At first glance, America's Test Kitchen looks like the quintessential weekend afternoon skip-it. It features a dreary set, webcam-quality lighting, and a host who looks like a grown-up version of Encyclopedia Brown. My finger was hovering over TiVo's "delete" button when a voice-over announced that the show was public television's official companion to the widely respected food magazine Cook's Illustrated; and suddenly all the studied crumminess made perfect sense.
Cook's Illustrated, with its non-glossy, heavy-stock paper and pencil-drawn illustrations, prides itself on its artisanal simplicity and utter incorruptibility; and ATK is presented in precisely the same self-consciously threadbare manner. Unlike your average cooking show, ATK is not exotically foreign or aspirationally gourmandish. By stripping away all the lifestyle trappings of, say, Emeril or Nigella, it reduces the cooking format down to two essential components: the inside of your own kitchen, and the inside of your own mouth. (Julia Child once praised ATK as "not a program for fluffies.") Hence that lackluster soundstage, which is no one's idea of a dream cookery—it features a Science Desk, an Equipment Corner, and a Tasting Lab—and menus that are no one's showoffy dinner party fare. Drawn from the basic comfort food staples, they feature hearty stews, meatloaf, mashed potatoes, and the occasional shameless crowd-pleaser, like potato-chip-encrusted salmon or pork marinated in Coca-Cola. And as it turns out, the universe of anti-fluffies is pretty big. Cook's Illustrated now has a circulation of around 600,000, and ATK is the highest-rated cooking show on public TV.
The key to ATK's success is its upside-down faith that a lack of snobbery is what best leads you to, well, the best—the best equipment, the best ingredients, the best recipes. In one episode, the 50-buck rice maker turns out to be every bit as good as the one retailing for $169; and in a recent blind taste test, Doritos handily beat out the toniest of stone-ground corn chips. (The rule is simple: Things are good because they taste better, period. "These are really heady, gorgeous, perfumey mushrooms," co-host Julia Collin tells us, without bothering to walk us through their exotic provenance.) The feeling is one of overwhelming wonkiness; everyone on the show is a "tester"—a food tester, an equipment tester—and even though they wear matching aprons, I always somehow remember them as dressed in lab coats.
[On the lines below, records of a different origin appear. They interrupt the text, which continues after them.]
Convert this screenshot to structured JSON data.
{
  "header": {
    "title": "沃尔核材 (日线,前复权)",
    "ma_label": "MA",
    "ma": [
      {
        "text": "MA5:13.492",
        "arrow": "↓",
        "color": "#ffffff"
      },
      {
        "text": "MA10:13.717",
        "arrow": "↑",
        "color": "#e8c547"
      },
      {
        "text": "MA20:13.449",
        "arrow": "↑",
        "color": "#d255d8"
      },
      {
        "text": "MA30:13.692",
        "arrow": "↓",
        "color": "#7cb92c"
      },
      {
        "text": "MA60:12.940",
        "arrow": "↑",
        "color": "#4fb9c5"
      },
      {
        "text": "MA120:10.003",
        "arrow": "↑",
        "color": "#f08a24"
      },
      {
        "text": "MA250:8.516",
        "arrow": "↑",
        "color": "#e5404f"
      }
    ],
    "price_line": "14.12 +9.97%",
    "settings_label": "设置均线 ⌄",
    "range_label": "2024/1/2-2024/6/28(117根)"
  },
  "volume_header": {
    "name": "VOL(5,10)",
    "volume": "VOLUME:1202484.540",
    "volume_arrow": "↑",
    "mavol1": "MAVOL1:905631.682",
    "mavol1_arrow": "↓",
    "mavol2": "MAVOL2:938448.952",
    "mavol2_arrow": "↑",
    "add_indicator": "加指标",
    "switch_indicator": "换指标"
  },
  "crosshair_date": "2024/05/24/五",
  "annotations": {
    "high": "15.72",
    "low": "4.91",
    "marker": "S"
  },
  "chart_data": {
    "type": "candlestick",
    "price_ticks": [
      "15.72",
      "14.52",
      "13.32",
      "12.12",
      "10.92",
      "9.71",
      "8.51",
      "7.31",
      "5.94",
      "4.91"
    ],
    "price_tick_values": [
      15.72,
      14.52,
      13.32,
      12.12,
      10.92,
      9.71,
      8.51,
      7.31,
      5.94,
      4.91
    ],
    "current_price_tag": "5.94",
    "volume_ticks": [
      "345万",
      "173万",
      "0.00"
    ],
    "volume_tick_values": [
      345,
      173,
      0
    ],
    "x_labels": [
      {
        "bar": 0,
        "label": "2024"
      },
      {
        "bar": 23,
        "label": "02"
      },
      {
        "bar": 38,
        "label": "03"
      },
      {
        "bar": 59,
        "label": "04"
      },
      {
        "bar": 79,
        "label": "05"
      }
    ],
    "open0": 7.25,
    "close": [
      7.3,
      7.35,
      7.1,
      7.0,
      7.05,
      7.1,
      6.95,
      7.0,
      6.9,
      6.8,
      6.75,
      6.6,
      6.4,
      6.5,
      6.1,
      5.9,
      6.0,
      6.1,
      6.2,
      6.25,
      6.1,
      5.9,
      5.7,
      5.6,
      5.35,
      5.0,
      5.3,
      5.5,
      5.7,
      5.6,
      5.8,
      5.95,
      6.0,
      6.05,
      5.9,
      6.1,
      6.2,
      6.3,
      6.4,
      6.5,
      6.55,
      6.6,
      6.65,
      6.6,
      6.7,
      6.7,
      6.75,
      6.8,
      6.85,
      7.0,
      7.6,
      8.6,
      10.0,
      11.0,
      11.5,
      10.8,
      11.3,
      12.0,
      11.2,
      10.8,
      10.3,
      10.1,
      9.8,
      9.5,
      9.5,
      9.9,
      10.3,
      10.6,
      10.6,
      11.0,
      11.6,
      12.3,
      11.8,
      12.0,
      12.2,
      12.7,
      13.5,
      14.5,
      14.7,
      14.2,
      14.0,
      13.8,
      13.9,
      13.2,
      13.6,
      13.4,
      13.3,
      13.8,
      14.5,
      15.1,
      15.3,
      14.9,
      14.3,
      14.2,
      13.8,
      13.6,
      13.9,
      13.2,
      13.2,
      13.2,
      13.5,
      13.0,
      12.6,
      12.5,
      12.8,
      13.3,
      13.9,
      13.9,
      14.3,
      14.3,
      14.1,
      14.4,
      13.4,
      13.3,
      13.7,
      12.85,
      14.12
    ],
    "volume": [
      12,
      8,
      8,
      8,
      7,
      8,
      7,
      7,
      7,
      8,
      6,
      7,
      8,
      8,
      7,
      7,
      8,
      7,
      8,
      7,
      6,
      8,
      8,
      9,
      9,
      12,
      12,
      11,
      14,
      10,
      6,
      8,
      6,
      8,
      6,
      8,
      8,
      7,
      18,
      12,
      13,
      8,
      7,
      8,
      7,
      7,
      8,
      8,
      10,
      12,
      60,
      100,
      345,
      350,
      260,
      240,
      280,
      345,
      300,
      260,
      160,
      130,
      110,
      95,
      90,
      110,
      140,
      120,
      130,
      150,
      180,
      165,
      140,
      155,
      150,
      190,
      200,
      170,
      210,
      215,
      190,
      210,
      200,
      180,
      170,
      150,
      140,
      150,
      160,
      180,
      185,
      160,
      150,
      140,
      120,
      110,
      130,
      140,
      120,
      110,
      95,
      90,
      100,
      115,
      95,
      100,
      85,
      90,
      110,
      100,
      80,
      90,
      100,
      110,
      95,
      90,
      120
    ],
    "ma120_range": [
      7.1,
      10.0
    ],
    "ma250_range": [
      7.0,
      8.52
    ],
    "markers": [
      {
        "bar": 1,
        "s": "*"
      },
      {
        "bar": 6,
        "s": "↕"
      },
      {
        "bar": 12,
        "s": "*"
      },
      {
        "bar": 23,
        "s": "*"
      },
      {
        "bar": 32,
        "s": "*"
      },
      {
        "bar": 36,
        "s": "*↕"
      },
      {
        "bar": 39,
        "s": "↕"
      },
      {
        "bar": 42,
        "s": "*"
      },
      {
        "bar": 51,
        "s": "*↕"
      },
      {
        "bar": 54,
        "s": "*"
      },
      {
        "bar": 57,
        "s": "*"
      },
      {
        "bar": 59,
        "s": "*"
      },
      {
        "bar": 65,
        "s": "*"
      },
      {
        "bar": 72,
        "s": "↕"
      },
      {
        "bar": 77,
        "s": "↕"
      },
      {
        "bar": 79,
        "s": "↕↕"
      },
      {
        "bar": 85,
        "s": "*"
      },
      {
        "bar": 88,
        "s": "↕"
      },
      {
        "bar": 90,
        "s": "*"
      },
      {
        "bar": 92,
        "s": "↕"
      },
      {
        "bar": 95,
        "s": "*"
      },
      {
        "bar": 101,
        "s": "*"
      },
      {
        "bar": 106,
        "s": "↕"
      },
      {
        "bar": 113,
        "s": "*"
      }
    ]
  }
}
The only colorful outburst is reserved for bad food. Recently, host Chris Kimball tells us, he ordered Chinese takeout. "I got Kung Pao shrimp that was a sea of misery. I wouldn't give that to a dog."
Kimball is Cook's Illustrated's founder and editor in chief, and as host of ATK, he sports the standard-issue ATK apron, granny glasses, a doofy bow tie, and helmet hair. (You could practically land a Cessna in his part.) The point is hard to miss; no one is supposed to envy geeky Chris Kimball—even though Chris Kimball, in real life, is genuinely enviable: He has a $25 million-a-year publishing business, a Vermont hobby farm, complete with 40-tree apple orchard, and a townhouse in Boston's trendy South End. Why has this bounty been hidden so assiduously from the ATK viewer? Why not at least play up Kimball's idyllic Vermont childhood? The answer, of course, is that the entire enterprise of celebrity cooking is in a state of near-total exhaustion; and audiences are wearied by the over-association of food with entire ways of being. The obvious foils to Kimball are Emeril, whose outsize persona, as Slate's Rob Walker recently pointed out, supports a line of Emeril-branded restaurants, cookbooks, cookware, and even apparel; Alice Waters, whose every utterance is a hymn to the agrarian utopia that will ensue once we all learn to appreciate baby arugula; and of course, that perfect blending of Anglo-Saxon husbandry with Mediterranean sensuality, the glorious Nigella Lawson. ("I am sometimes extravagant," Nigella tells us on a recent episode of Nigella Bites, stuffing unused egg whites into her freezer for some future meringue, "but never wasteful.") Oh, how one aspires to Nigella-dom—to live so fully, to mouth the word "succulently" so succulently. Watching ATK, no one would ever aspire to be Chris Kimball. And what a merciful reprieve that is!
The net effect of the science-class aesthetic is to separate the sensual pleasure of eating—its aromas, flavors, and textures—from ostentation altogether. Which is why ATK, in its own sweet way, is a sexier show than even Nigella's, for asserting that gastronomic pleasure is essentially a private pleasure. It's the difference between an old married couple with a gleam in their eyes, and Ashton and Demi. (And in fact, Chris Kimball and his co-host Bridget Lancaster, flirt in the most peculiarly surreptitious ways. "Chris and his co-host, Bridget, are totally doing it," asserts one of the show's blogging fans.) By extension ATK is saying, look, we'll give you the recipe, you do the rest. For those in the audience who still need all the other embellishments to know they're enjoying themselves: Get a life.